Background: To ensure valid results of big data research in the medical field, the input laboratory results need to be of high quality. We aimed to establish a strategy for evaluating the quality of laboratory results suitable for big data research.

Methods: We used Korean Association of External Quality Assessment Service (KEQAS) data to retrospectively review multicenter data. Seven measurands were analyzed using commutable materials: HbA1c, creatinine (Cr), total cholesterol (TC), triglyceride (TG), alpha-fetoprotein (AFP), prostate-specific antigen (PSA), and cardiac troponin I (cTnI). These were classified into three groups based on their standardization or harmonization status. HbA1c, Cr, TC, TG, and AFP were analyzed with respect to peer group values. PSA and cTnI were analyzed in separate peer groups according to the calibrator type and manufacturer, respectively. The acceptance rate and absolute percentage bias at the medical decision level were calculated based on biological variation criteria.

Results: The acceptance rate (22.5%-100%) varied greatly among the test items, and the mean percentage biases were 0.6%-5.6%, 1.0%-9.6%, and 1.6%-11.3% for all items that satisfied optimum, desirable, and minimum criteria, respectively.

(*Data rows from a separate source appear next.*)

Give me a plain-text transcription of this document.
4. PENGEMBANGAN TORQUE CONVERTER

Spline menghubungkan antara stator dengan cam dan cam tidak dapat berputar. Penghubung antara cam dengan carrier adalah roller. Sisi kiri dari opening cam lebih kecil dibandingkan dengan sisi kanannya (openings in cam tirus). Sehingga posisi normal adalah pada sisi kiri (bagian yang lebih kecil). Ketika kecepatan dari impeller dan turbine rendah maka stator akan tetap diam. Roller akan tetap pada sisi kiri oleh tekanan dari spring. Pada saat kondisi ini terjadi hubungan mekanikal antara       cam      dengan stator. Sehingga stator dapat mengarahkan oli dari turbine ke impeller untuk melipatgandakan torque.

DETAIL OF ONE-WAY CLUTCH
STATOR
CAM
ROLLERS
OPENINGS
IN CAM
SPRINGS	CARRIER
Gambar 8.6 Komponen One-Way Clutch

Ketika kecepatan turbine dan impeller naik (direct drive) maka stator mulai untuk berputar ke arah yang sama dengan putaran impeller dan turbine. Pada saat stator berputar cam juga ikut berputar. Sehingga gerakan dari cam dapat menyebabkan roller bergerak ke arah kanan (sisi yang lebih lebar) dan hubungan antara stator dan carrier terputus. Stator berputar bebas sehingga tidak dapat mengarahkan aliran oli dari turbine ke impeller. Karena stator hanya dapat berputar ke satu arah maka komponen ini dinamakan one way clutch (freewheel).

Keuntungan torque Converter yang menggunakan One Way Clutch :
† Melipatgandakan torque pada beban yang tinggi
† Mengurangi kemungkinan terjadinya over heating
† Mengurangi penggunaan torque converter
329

Conclusions: The acceptance rate of participants and their external quality assessment (EQA) results exhibited statistically significant differences according to the quality grade for each criterion. Even when they passed the EQA standards, the test results did not guarantee the quality requirements for big data. We suggest that the KEQAS classification can serve as a guide for building big data.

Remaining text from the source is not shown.